Recovery Tools for Runners

When running, there’s a difference between feeling sore and feeling pain. If you’re in pain, then you should take a break from running till the pain goes away. If it persists and/or is a strong pain, then you should get it checked out. Feeling sore however, is perfectly normal and nothing to worry about. There are ways though to ease the soreness.

Trigger point ball

I get pain in my arches and rolling them on these ‘trigger point balls’ helps. You could also use a tennis ball, or any ball really that’s around that general size. I also wear ankle compression sleeves (I prefer the Zensah brand) which helps with sore ankles as well as arches. I’ve worn them for all three marathons, as well as long runs and speed work. There’s also these plantar fasciitis socks, the ones I’ve worn are by Feetures (I don’t wear the ankle compression at the same time as the plantar fasciitis sock).

I also put insoles in the shoes I wear for marathons and long runs. The brand I use is Foot Chair. It’s a pretty intense arch support which is great, however they are firm and not cushiony at all. I’ve been using this brand for a year now and overall have liked it. I might look around of a softer option though.

There’s also compression socks and compression calf sleeves. I don’t wear either very often, but there are a lot of distance runners out there who swear by them. I do like to wear compression recovery socks while sleeping. Be mindful when buying compression socks whether they are meant for recovery or running because there is a difference. For both options I buy the CEP brand.

Compression socks for running

Ice baths are also a huge help with muscle inflammation. I don’t do those as much as cryotherapy though. Three minutes in a cryo chamber is the equivalent to a 45 minute ice bath! They talk to you while you’re in there, so the three minutes fly by! I also will put ice packs on my ankles and feet while watching TV-I don’t do that as often as I probably should.
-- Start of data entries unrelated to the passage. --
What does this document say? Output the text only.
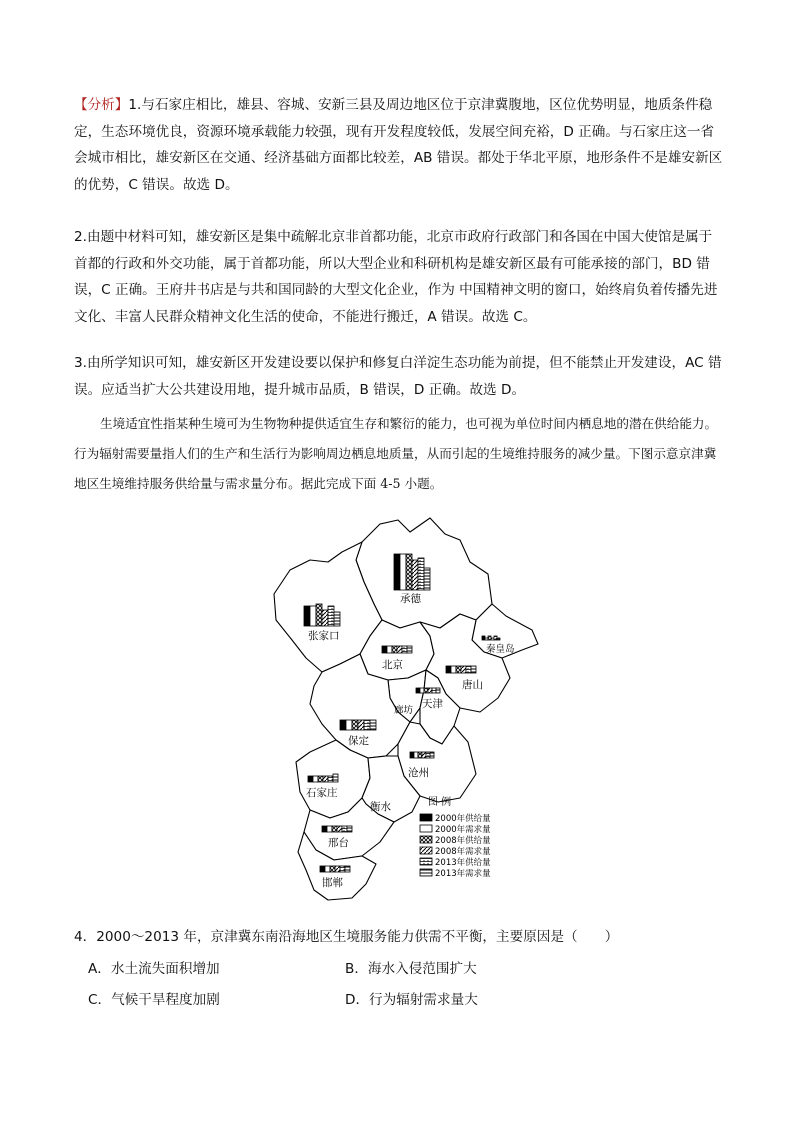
【分析】1.与石家庄相比，雄县、容城、安新三县及周边地区位于京津冀腹地，区位优势明显，地质条件稳定，生态环境优良，资源环境承载能力较强，现有开发程度较低，发展空间充裕，D 正确。与石家庄这一省会城市相比，雄安新区在交通、经济基础方面都比较差，AB 错误。都处于华北平原，地形条件不是雄安新区的优势，C 错误。故选 D。
2.由题中材料可知，雄安新区是集中疏解北京非首都功能，北京市政府行政部门和各国在中国大使馆是属于首都的行政和外交功能，属于首都功能，所以大型企业和科研机构是雄安新区最有可能承接的部门，BD 错误，C 正确。王府井书店是与共和国同龄的大型文化企业，作为 中国精神文明的窗口，始终肩负着传播先进文化、丰富人民群众精神文化生活的使命，不能进行搬迁，A 错误。故选 C。
3.由所学知识可知，雄安新区开发建设要以保护和修复白洋淀生态功能为前提，但不能禁止开发建设，AC 错误。应适当扩大公共建设用地，提升城市品质，B 错误，D 正确。故选 D。
生境适宜性指某种生境可为生物物种提供适宜生存和繁衍的能力，也可视为单位时间内栖息地的潜在供给能力。行为辐射需要量指人们的生产和生活行为影响周边栖息地质量，从而引起的生境维持服务的减少量。下图示意京津冀地区生境维持服务供给量与需求量分布。据此完成下面 4-5 小题。
承德
张家口
秦皇岛
北京
唐山
廊坊
天津
保定
沧州
石家庄
衡水
邢台
邯郸
图 例
2000年供给量
2000年需求量
2008年供给量
2008年需求量
2013年供给量
2013年需求量
4．2000～2013 年，京津冀东南沿海地区生境服务能力供需不平衡，主要原因是（　　）
A．水土流失面积增加	B．海水入侵范围扩大
C．气候干旱程度加剧	D．行为辐射需求量大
a fuzzy picture of me in a cryo chamber

There’s also compression boots you can buy for $1000, a lot of cryo places also have the boots though and you can just use them there. If I had them at home I would use them a few times every week, but since I don’t I just do them once or twice a month depending on my training load. They seem to help, and they’re just so relaxing!

Compression boots

There’s three different pain-relieving patches/spray I use. Tiger Balm patches, Solanpas patches and Biofreeze spray.

There are various tools you can use for sore muscles such as a foam roller, ‘the stick’ and Roll Recovery. I used to have a stick that was just flat, but I left it in the hotel room in San Francisco. When I bought another one, I went with the kind with the spikey balls which I love. Roll Recovery is great, but if you have the stick and a foam roller it isn’t totally necessary.

Roll Recovery (and our dog Daisy)

And last but certainly not least, your diet has a big impact on your recovery. I don’t have the perfect diet, but I do try and limit dairy, gluten and sugar. There’s people who say dairy and gluten aren’t a big deal-but everyone agrees sugar is no good. It makes inflammation much worse-not to mention other obvious downsides to sugar.

I put tumeric spice on my eggs!

My favorite anti-inflammatory foods are turmeric (there’s the pill form, the spice form, or the juices form), tart cherries or just tart cherry juice, and pineapple. And you can never go wrong with eating lots of veggies!

One comment

  1. Very interesting stuff! I think a experiences can vary but always interesting to read about ways to maximize our potential and mitigate the risk of injuries!